Quella di Giovanni il Battista è una figura complessa


di don Ruggero Gorletti

COMMENTO AL VANGELO DI MERCOLEDI’ 15 DICEMBRE 2021

Dal Vangelo secondo san Luca 7, 19-23

In quel tempo, Giovanni chiamati due dei suoi discepoli li mandò a dire al Signore: «Sei tu colui che deve venire o dobbiamo aspettare un altro?».

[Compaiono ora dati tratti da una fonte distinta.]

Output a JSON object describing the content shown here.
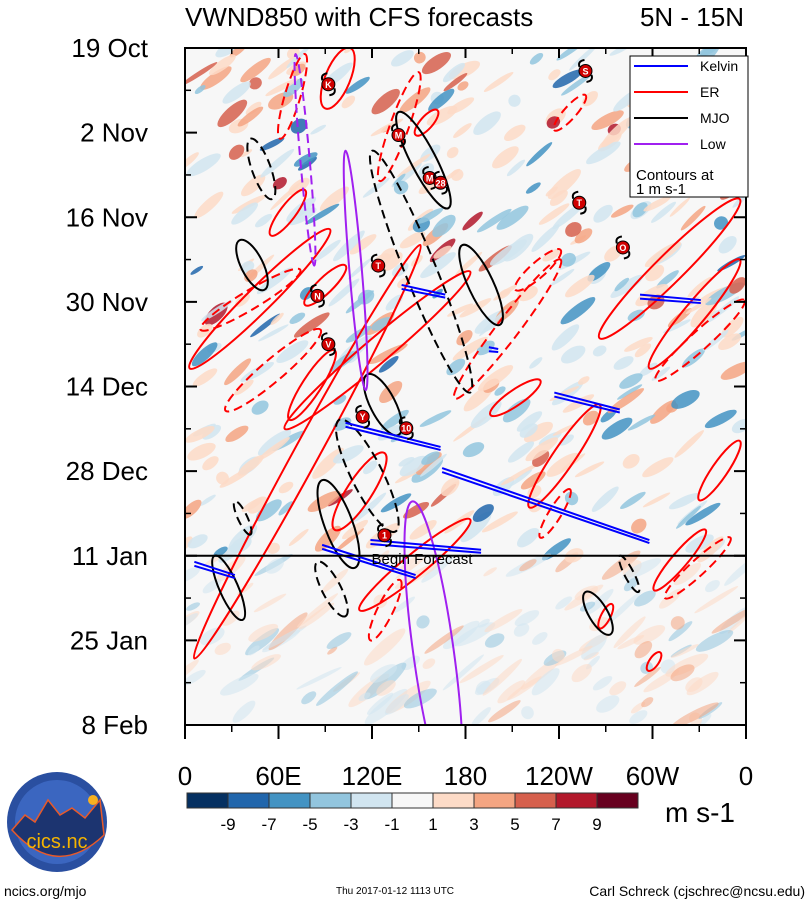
{
  "chart_data": {
    "type": "heatmap",
    "title": "VWND850 with CFS forecasts",
    "subtitle": "5N - 15N",
    "xlabel": "",
    "ylabel": "",
    "x_ticks": [
      {
        "lon": 0,
        "label": "0"
      },
      {
        "lon": 60,
        "label": "60E"
      },
      {
        "lon": 120,
        "label": "120E"
      },
      {
        "lon": 180,
        "label": "180"
      },
      {
        "lon": 240,
        "label": "120W"
      },
      {
        "lon": 300,
        "label": "60W"
      },
      {
        "lon": 360,
        "label": "0"
      }
    ],
    "xlim": [
      0,
      360
    ],
    "y_ticks": [
      {
        "day": 0,
        "label": "19 Oct"
      },
      {
        "day": 14,
        "label": "2 Nov"
      },
      {
        "day": 28,
        "label": "16 Nov"
      },
      {
        "day": 42,
        "label": "30 Nov"
      },
      {
        "day": 56,
        "label": "14 Dec"
      },
      {
        "day": 70,
        "label": "28 Dec"
      },
      {
        "day": 84,
        "label": "11 Jan"
      },
      {
        "day": 98,
        "label": "25 Jan"
      },
      {
        "day": 112,
        "label": "8 Feb"
      }
    ],
    "ylim_days": [
      0,
      112
    ],
    "forecast_start_day": 84,
    "forecast_label": "Begin Forecast",
    "colorbar": {
      "levels": [
        "-9",
        "-7",
        "-5",
        "-3",
        "-1",
        "1",
        "3",
        "5",
        "7",
        "9"
      ],
      "colors": [
        "#053061",
        "#2166ac",
        "#4393c3",
        "#92c5de",
        "#d1e5f0",
        "#f7f7f7",
        "#fddbc7",
        "#f4a582",
        "#d6604d",
        "#b2182b",
        "#67001f"
      ],
      "units": "m s-1"
    },
    "legend": {
      "placement": "top-right",
      "entries": [
        {
          "label": "Kelvin",
          "color": "#0000ff"
        },
        {
          "label": "ER",
          "color": "#ff0000"
        },
        {
          "label": "MJO",
          "color": "#000000"
        },
        {
          "label": "Low",
          "color": "#a020f0"
        }
      ],
      "note_line1": "Contours at",
      "note_line2": "1 m s-1"
    },
    "contours": {
      "mjo": [
        {
          "lon": [
            137,
            169
          ],
          "day": [
            10.6,
            26.5
          ],
          "w": 8,
          "dash": false
        },
        {
          "lon": [
            35,
            51
          ],
          "day": [
            31.8,
            40
          ],
          "w": 7,
          "dash": false
        },
        {
          "lon": [
            178,
            202
          ],
          "day": [
            32.6,
            45.8
          ],
          "w": 8,
          "dash": false
        },
        {
          "lon": [
            117,
            137
          ],
          "day": [
            54,
            64
          ],
          "w": 8,
          "dash": false
        },
        {
          "lon": [
            88,
            109
          ],
          "day": [
            71.5,
            86
          ],
          "w": 9,
          "dash": false
        },
        {
          "lon": [
            19,
            37
          ],
          "day": [
            84,
            94.6
          ],
          "w": 6,
          "dash": false
        },
        {
          "lon": [
            257,
            273
          ],
          "day": [
            90,
            97
          ],
          "w": 6,
          "dash": false
        },
        {
          "lon": [
            42,
            56
          ],
          "day": [
            15,
            25
          ],
          "w": 6,
          "dash": true
        },
        {
          "lon": [
            120,
            183
          ],
          "day": [
            17,
            57
          ],
          "w": 10,
          "dash": true
        },
        {
          "lon": [
            99,
            135
          ],
          "day": [
            61.5,
            80
          ],
          "w": 10,
          "dash": true
        },
        {
          "lon": [
            85,
            103
          ],
          "day": [
            85,
            94
          ],
          "w": 6,
          "dash": true
        },
        {
          "lon": [
            32,
            42
          ],
          "day": [
            75,
            80.5
          ],
          "w": 3,
          "dash": true
        },
        {
          "lon": [
            279,
            291
          ],
          "day": [
            84,
            90
          ],
          "w": 3,
          "dash": true
        }
      ],
      "er": [
        {
          "lon": [
            6,
            151
          ],
          "day": [
            101,
            32.6
          ],
          "w": 8,
          "dash": false
        },
        {
          "lon": [
            3,
            93
          ],
          "day": [
            53,
            30
          ],
          "w": 8,
          "dash": false
        },
        {
          "lon": [
            64,
            183
          ],
          "day": [
            63,
            37
          ],
          "w": 8,
          "dash": false
        },
        {
          "lon": [
            90,
            106
          ],
          "day": [
            10,
            0
          ],
          "w": 8,
          "dash": false
        },
        {
          "lon": [
            55,
            77
          ],
          "day": [
            31,
            23.5
          ],
          "w": 5,
          "dash": false
        },
        {
          "lon": [
            77,
            103
          ],
          "day": [
            42.5,
            36
          ],
          "w": 5,
          "dash": false
        },
        {
          "lon": [
            67,
            96
          ],
          "day": [
            61.5,
            50
          ],
          "w": 6,
          "dash": false
        },
        {
          "lon": [
            96,
            128
          ],
          "day": [
            79.7,
            67
          ],
          "w": 8,
          "dash": false
        },
        {
          "lon": [
            196,
            228
          ],
          "day": [
            60.7,
            55
          ],
          "w": 5,
          "dash": false
        },
        {
          "lon": [
            221,
            266
          ],
          "day": [
            76,
            59
          ],
          "w": 7,
          "dash": false
        },
        {
          "lon": [
            266,
            356
          ],
          "day": [
            48,
            25
          ],
          "w": 9,
          "dash": false
        },
        {
          "lon": [
            298,
            356
          ],
          "day": [
            53,
            35
          ],
          "w": 7,
          "dash": false
        },
        {
          "lon": [
            330,
            356
          ],
          "day": [
            74.8,
            65
          ],
          "w": 5,
          "dash": false
        },
        {
          "lon": [
            301,
            334
          ],
          "day": [
            89.7,
            79.7
          ],
          "w": 5,
          "dash": false
        },
        {
          "lon": [
            112,
            183
          ],
          "day": [
            93,
            78
          ],
          "w": 7,
          "dash": false
        },
        {
          "lon": [
            266,
            274
          ],
          "day": [
            96,
            92
          ],
          "w": 3,
          "dash": false
        },
        {
          "lon": [
            297,
            305
          ],
          "day": [
            103,
            100
          ],
          "w": 3,
          "dash": false
        },
        {
          "lon": [
            148,
            162
          ],
          "day": [
            14.4,
            10.3
          ],
          "w": 4,
          "dash": false
        },
        {
          "lon": [
            61,
            77
          ],
          "day": [
            15,
            1
          ],
          "w": 5,
          "dash": true
        },
        {
          "lon": [
            10,
            74
          ],
          "day": [
            46.6,
            36.7
          ],
          "w": 6,
          "dash": true
        },
        {
          "lon": [
            26,
            87
          ],
          "day": [
            60,
            46.6
          ],
          "w": 7,
          "dash": true
        },
        {
          "lon": [
            173,
            241
          ],
          "day": [
            58,
            35
          ],
          "w": 7,
          "dash": true
        },
        {
          "lon": [
            212,
            241
          ],
          "day": [
            40,
            33.4
          ],
          "w": 5,
          "dash": true
        },
        {
          "lon": [
            302,
            359
          ],
          "day": [
            55,
            41.7
          ],
          "w": 6,
          "dash": true
        },
        {
          "lon": [
            228,
            247
          ],
          "day": [
            81,
            73
          ],
          "w": 4,
          "dash": true
        },
        {
          "lon": [
            308,
            350
          ],
          "day": [
            91,
            81
          ],
          "w": 5,
          "dash": true
        },
        {
          "lon": [
            119,
            138
          ],
          "day": [
            98,
            88
          ],
          "w": 5,
          "dash": true
        },
        {
          "lon": [
            237,
            257
          ],
          "day": [
            13.6,
            7.8
          ],
          "w": 4,
          "dash": true
        },
        {
          "lon": [
            125,
            150
          ],
          "day": [
            22,
            4
          ],
          "w": 6,
          "dash": true
        }
      ],
      "kelvin": [
        {
          "lon": [
            103,
            164
          ],
          "day": [
            62,
            66
          ]
        },
        {
          "lon": [
            165,
            298
          ],
          "day": [
            69.5,
            81.4
          ]
        },
        {
          "lon": [
            237,
            279
          ],
          "day": [
            57,
            59.8
          ]
        },
        {
          "lon": [
            88,
            148
          ],
          "day": [
            82.2,
            87.2
          ]
        },
        {
          "lon": [
            119,
            190
          ],
          "day": [
            81.4,
            83
          ]
        },
        {
          "lon": [
            139,
            167
          ],
          "day": [
            39.2,
            40.8
          ]
        },
        {
          "lon": [
            292,
            331
          ],
          "day": [
            40.8,
            41.7
          ]
        },
        {
          "lon": [
            6,
            32
          ],
          "day": [
            85,
            87.2
          ]
        },
        {
          "lon": [
            195,
            201
          ],
          "day": [
            49.5,
            49.8
          ]
        }
      ],
      "low": [
        {
          "lon": [
            103,
            116
          ],
          "day": [
            17,
            56.6
          ],
          "w": 4,
          "dash": false
        },
        {
          "lon": [
            71,
            83
          ],
          "day": [
            1,
            36
          ],
          "w": 3,
          "dash": true
        },
        {
          "lon": [
            146,
            173
          ],
          "day": [
            75,
            125
          ],
          "w": 13,
          "dash": false
        }
      ]
    },
    "storms": [
      {
        "label": "K",
        "lon": 92,
        "day": 6
      },
      {
        "label": "M",
        "lon": 137,
        "day": 14.4
      },
      {
        "label": "M",
        "lon": 157,
        "day": 21.5
      },
      {
        "label": "28",
        "lon": 164,
        "day": 22.3
      },
      {
        "label": "S",
        "lon": 257,
        "day": 3.8
      },
      {
        "label": "T",
        "lon": 253,
        "day": 25.6
      },
      {
        "label": "O",
        "lon": 281,
        "day": 33
      },
      {
        "label": "T",
        "lon": 124,
        "day": 36
      },
      {
        "label": "N",
        "lon": 85,
        "day": 41
      },
      {
        "label": "V",
        "lon": 92,
        "day": 49
      },
      {
        "label": "Y",
        "lon": 114,
        "day": 61
      },
      {
        "label": "10",
        "lon": 142,
        "day": 62.9
      },
      {
        "label": "1",
        "lon": 128,
        "day": 80.6
      }
    ]
  },
  "footer": {
    "logo_text": "cics.nc",
    "logo_ring_text": "Cooperative Institute for Climate and Satellites",
    "site": "ncics.org/mjo",
    "timestamp": "Thu 2017-01-12 1113 UTC",
    "author": "Carl Schreck (cjschrec@ncsu.edu)"
  }
}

Venuti da lui, quegli uomini dissero: «Giovanni il Battista ci ha mandati da te per domandarti: “Sei tu colui che deve venire o dobbiamo aspettare un altro?”».
In quello stesso momento Gesù guarì molti da malattie, da infermità, da spiriti cattivi e donò la vista a molti ciechi. Poi diede loro questa risposta: «Andate e riferite a Giovanni ciò che avete visto e udito: i ciechi riacquistano la vista, gli zoppi camminano, i lebbrosi sono purificati, i sordi odono, i morti risuscitano, ai poveri è annunciata la buona notizia. E beato è colui che non trova in me motivo di scandalo!».

COMMENTO

Quella del Battista è una figura complessa: è stato concepito prodigiosamente (in modo naturale, ma il prodigio sta nel fatto che i genitori erano molto anziani e la madre sterile), ed è stato riempito di Spirito Santo sin dal grembo materno (ricordiamo l’episodio della Visitazione). Giovanni è un uomo austero, che vive nel deserto e amministra un battesimo di penitenza ai peccatori che desiderano convertirsi. Ha saputo indicare ai suoi discepoli Cristo, riconoscendolo come l’agnello di Dio, che toglie i peccati del mondo, e non si è opposto quando loro lo hanno abbandonato per seguire il Signore. Dallo stesso Gesù è stato riconosciuto come il più grande tra i nati da donna. In Giovanni però non vi sono ancora i benefici effetti della rivelazione: in carcere per la fedeltà alla legge di Dio (aveva rimproverato ad Erode di vivere more uxorio con la moglie del fratello), si chiede se quel Gesù, che era così diverso dal Messia che aveva annunciato (un inviato dal Cielo che avrebbe dovuto riportare la giustizia sulla terra), sia davvero il Cristo. Ai discepoli di Giovanni che lo interrogano («Sei tu colui che deve venire o dobbiamo aspettare un altro?») Gesù mostra le sue opere: dove arriva Lui torna la vita, la salute, la pace, la gioia. Giovanni chiude l’Antico Testamento: ha annunciato Cristo, gli ha preparato la strada. Ma solo Gesù, Dio da Dio, luce da luce, è capace di riportare la vita nella sua pienezza. Prepariamoci ad accogliere il Salvatore nel nostro cuore: è Lui l’unico che possa ridonarci la vita nella sua pienezza.